Você ajusta o retrovisor do carro e não reconhece o próprio rosto no espelho. Aumenta o som e sua música favorita ofende seu tímpano. O corpo pesa, como ao final de uma maratona. Parece impossível vencer a briga com o músculo mais pesado de seu corpo: a pálpebra.
Quando o sono bate forte, não há remédio ou tapa na cara que resolva. Técnicas não faltam ao motorista teimoso: aumentar o som, abrir a janela, colocar a mão no teto ou parar para tomar um café.
Dirceu Alvez Júnior, da Abramet, Associação de Medicina de Tráfego, explica que os movimentos e o barulho dentro do carro contribuem para que o motorista pegue no sono. “É como um bebê sendo embalado no colo da mãe”, diz o médico.
O mais grave, segundo ele, é que ninguém tem condições de avaliar seu próprio sono. “Não existe um estágio de sonolência que não ofereça perigo. Se sua vista começa a embaçar, está na hora de encostar o veículo. A maioria dos motoristas que dormem e se envolvem em acidentes nem sequer se lembra de ter fechado os olhos.”

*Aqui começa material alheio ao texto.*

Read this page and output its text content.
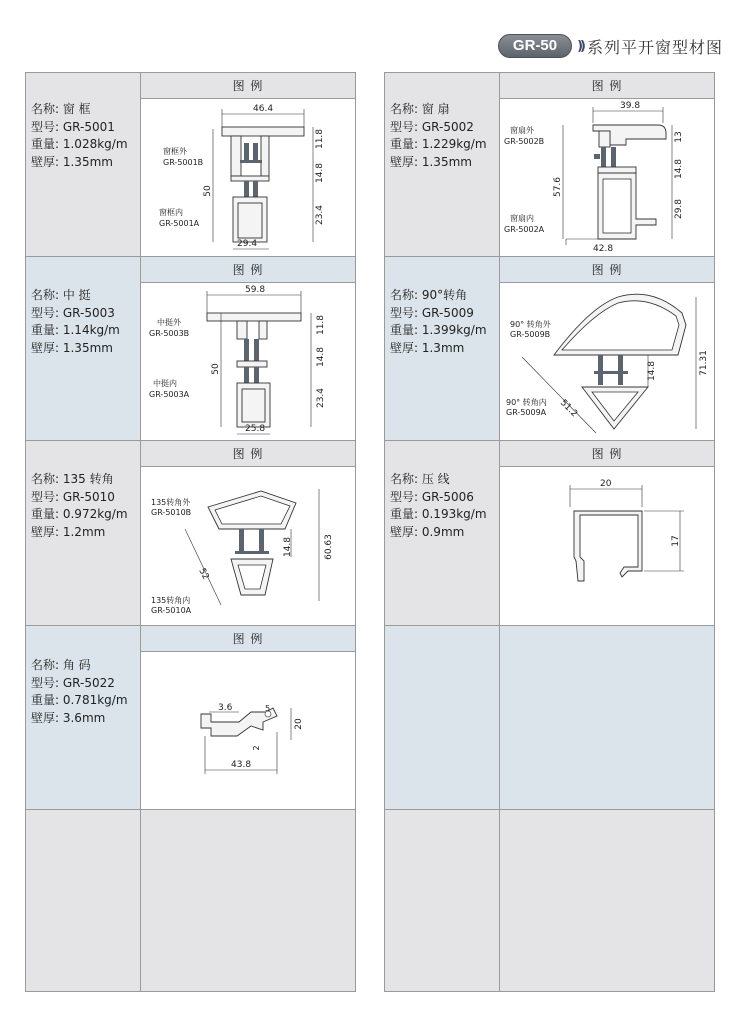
GR-50	)) 系列平开窗型材图
名称: 窗 框
型号: GR-5001
重量: 1.028kg/m
壁厚: 1.35mm
图 例
46.4
29.4
50
11.8
14.8
23.4
窗框外
GR-5001B
窗框内
GR-5001A
名称: 中 挺
型号: GR-5003
重量: 1.14kg/m
壁厚: 1.35mm
图 例
59.8
25.8
50
11.8
14.8
23.4
中挺外
GR-5003B
中挺内
GR-5003A
名称: 135 转角
型号: GR-5010
重量: 0.972kg/m
壁厚: 1.2mm
图 例
52
14.8	60.63
135转角外
GR-5010B
135转角内
GR-5010A
名称: 角 码
型号: GR-5022
重量: 0.781kg/m
壁厚: 3.6mm
图 例
3.6	5
2
20
43.8
名称: 窗 扇
型号: GR-5002
重量: 1.229kg/m
壁厚: 1.35mm
图 例
39.8
42.8
57.6
13
14.8
29.8
窗扇外
GR-5002B
窗扇内
GR-5002A
名称: 90°转角
型号: GR-5009
重量: 1.399kg/m
壁厚: 1.3mm
图 例
51.2
14.8	71.31
90° 转角外
GR-5009B
90° 转角内
GR-5009A
名称: 压 线
型号: GR-5006
重量: 0.193kg/m
壁厚: 0.9mm
图 例
20
17
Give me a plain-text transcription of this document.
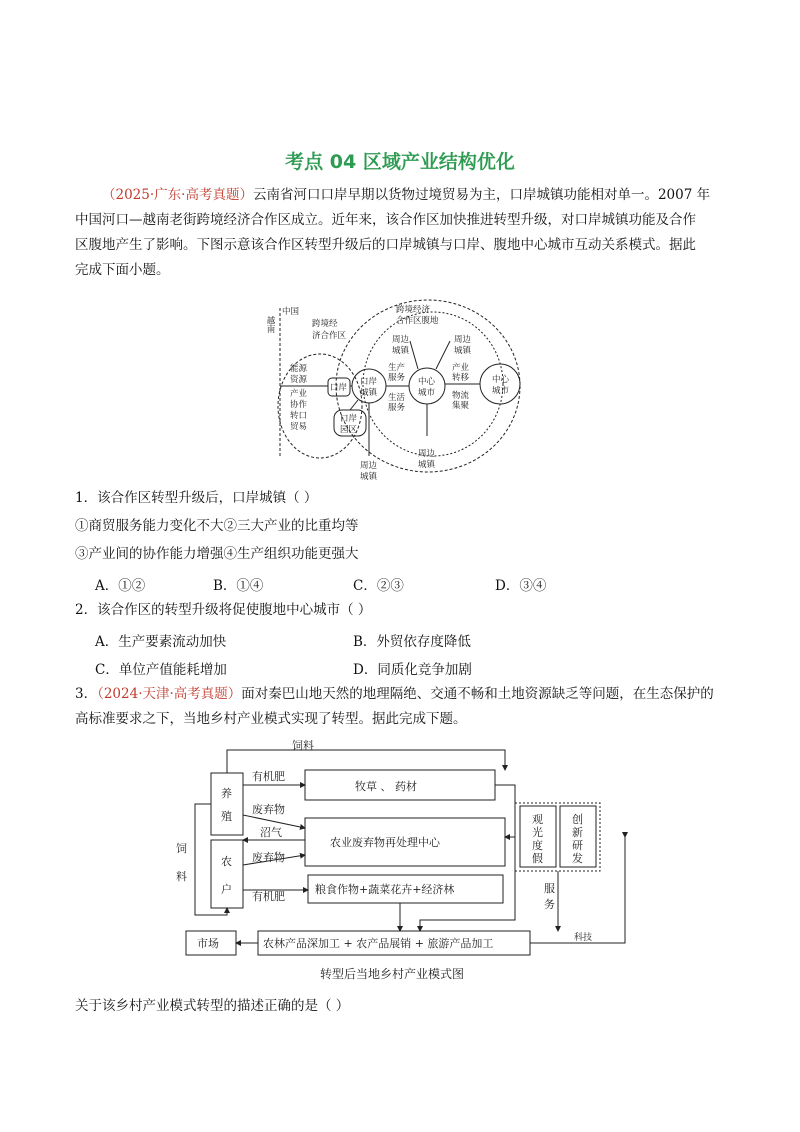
考点 04 区域产业结构优化
（2025·广东·高考真题）云南省河口口岸早期以货物过境贸易为主，口岸城镇功能相对单一。2007 年
中国河口—越南老街跨境经济合作区成立。近年来，该合作区加快推进转型升级，对口岸城镇功能及合作
区腹地产生了影响。下图示意该合作区转型升级后的口岸城镇与口岸、腹地中心城市互动关系模式。据此
完成下面小题。
越南
中国
跨境经
济合作区
跨境经济
合作区腹地
能源
资源
产业
协作
转口
贸易
口岸
口岸
城镇
口岸
园区
中心
城市
中心
城市
周边
城镇
周边
城镇
生产
服务
生活
服务
产业
转移
物流
集聚
周边
城镇
周边
城镇
1．该合作区转型升级后，口岸城镇（ ）
①商贸服务能力变化不大②三大产业的比重均等
③产业间的协作能力增强④生产组织功能更强大
A．①②	B．①④	C．②③	D．③④
2．该合作区的转型升级将促使腹地中心城市（ ）
A．生产要素流动加快	B．外贸依存度降低
C．单位产值能耗增加	D．同质化竞争加剧
3．（2024·天津·高考真题）面对秦巴山地天然的地理隔绝、交通不畅和土地资源缺乏等问题，在生态保护的
高标准要求之下，当地乡村产业模式实现了转型。据此完成下题。
饲料
饲
料
养
殖
农
户
有机肥
废弃物
沼气
废弃物
有机肥
牧草 、 药材
农业废弃物再处理中心
粮食作物+蔬菜花卉+经济林
农林产品深加工 + 农产品展销 + 旅游产品加工
市场
观
光
度
假
创
新
研
发
服
务
科技
转型后当地乡村产业模式图
关于该乡村产业模式转型的描述正确的是（ ）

A sonolência ao volante já é a segunda maior causa de acidentes nas rodovias brasileiras, uma combinação que pode ser tão perigosa quanto beber e dirigir.
Dados da Associação Brasileira do Sono (ABS) apontam que ele é o responsável por 30% das mortes e 20% dos acidentes em todas as vias do país. Segundo a Abramet, após 19 horas sem dormir há a diminuição de desempenho equivalente a quem bebeu seis copos de cerveja ou três de vinho. E quem dirige após dormir menos de sete horas tem o dobro de chances de sofrer um acidente.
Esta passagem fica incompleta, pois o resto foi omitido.